Consider the supply-shortage impact of damaged oil rigs in the Gulf of Mexico, the loss of power to fuel them, and the resulting spikes in motorist gasoline prices. In the 1970s government-applied price controls and supply rationing created a dysfunctional economy that looked like a pinball machine on permanent tilt. Today, with few exceptions, price controls have been rejected. Auto and truck drivers would rather pay $4 a gallon for gas they can get, than have government mandate $2 a gallon for gas that’s not available.
In most cases market forces in the post-Reagan period still triumph over central planning. Deregulatory actions on fuel emissions and releases from the Strategic Petroleum Reserve have already helped oil and gas prices come way down after the initial Katrina spike. Congress is removing obstacles to energy production, including off-shore operations. Some policymakers are even talking about abolishing the federal gas tax -- a good idea.

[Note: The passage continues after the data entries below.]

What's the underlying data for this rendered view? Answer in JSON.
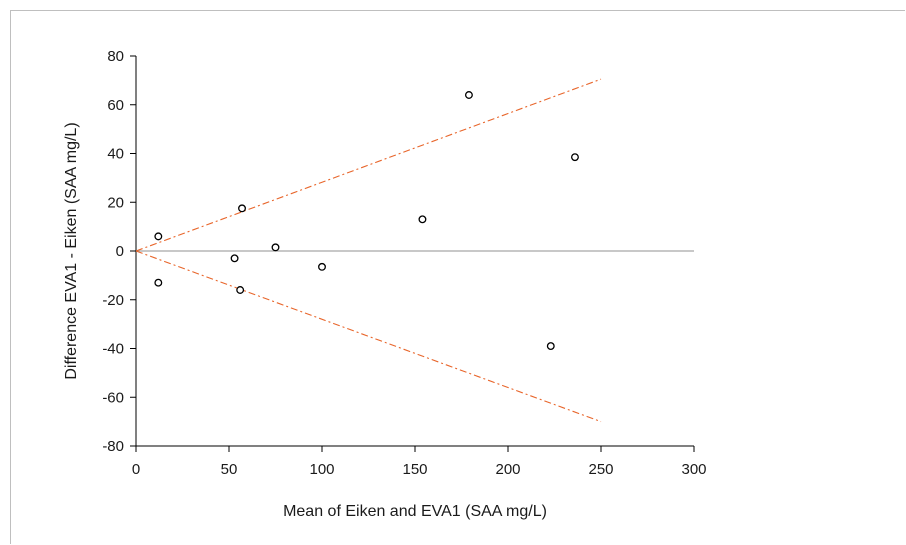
{
  "chart_data": {
    "type": "scatter",
    "title": "",
    "xlabel": "Mean of Eiken and EVA1 (SAA mg/L)",
    "ylabel": "Difference EVA1 - Eiken (SAA mg/L)",
    "xlim": [
      0,
      300
    ],
    "ylim": [
      -80,
      80
    ],
    "xticks": [
      0,
      50,
      100,
      150,
      200,
      250,
      300
    ],
    "yticks": [
      80,
      60,
      40,
      20,
      0,
      -20,
      -40,
      -60,
      -80
    ],
    "grid": false,
    "points": [
      {
        "x": 12,
        "y": 6
      },
      {
        "x": 12,
        "y": -13
      },
      {
        "x": 53,
        "y": -3
      },
      {
        "x": 56,
        "y": -16
      },
      {
        "x": 57,
        "y": 17.5
      },
      {
        "x": 75,
        "y": 1.5
      },
      {
        "x": 100,
        "y": -6.5
      },
      {
        "x": 154,
        "y": 13
      },
      {
        "x": 179,
        "y": 64
      },
      {
        "x": 223,
        "y": -39
      },
      {
        "x": 236,
        "y": 38.5
      }
    ],
    "reference_lines": [
      {
        "kind": "zero",
        "color": "#a6a6a6",
        "style": "solid",
        "x": [
          0,
          300
        ],
        "y": [
          0,
          0
        ]
      },
      {
        "kind": "upper-limit",
        "color": "#e8652a",
        "style": "dash-dot",
        "x": [
          0,
          250
        ],
        "y": [
          0,
          70.5
        ]
      },
      {
        "kind": "lower-limit",
        "color": "#e8652a",
        "style": "dash-dot",
        "x": [
          0,
          250
        ],
        "y": [
          0,
          -70
        ]
      }
    ]
  }
}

Supply-side tax incentives are another anti-70s theme. Even before OPEC declared war in the 1970s, high marginal tax rates stifled entrepreneurship and growth. Today those rates are much lower, with President George W. Bush contributing by reducing the tax rate on investment variables like dividends and capital gains to only 15 percent. Whereas the 1970s had a stagflation/recession bias, today’s new economy has a growth bias that supports market-oriented resiliency and flexibility.
Then there’s price stability. The dreaded oil spikes of the 1970s merely piled on to the easy-money soft-dollar management of the Arthur Burns/G. William Miller Federal Reserve. In the ensuing decades Paul Volker and Alan Greenspan moved us back to pro-growth price stability.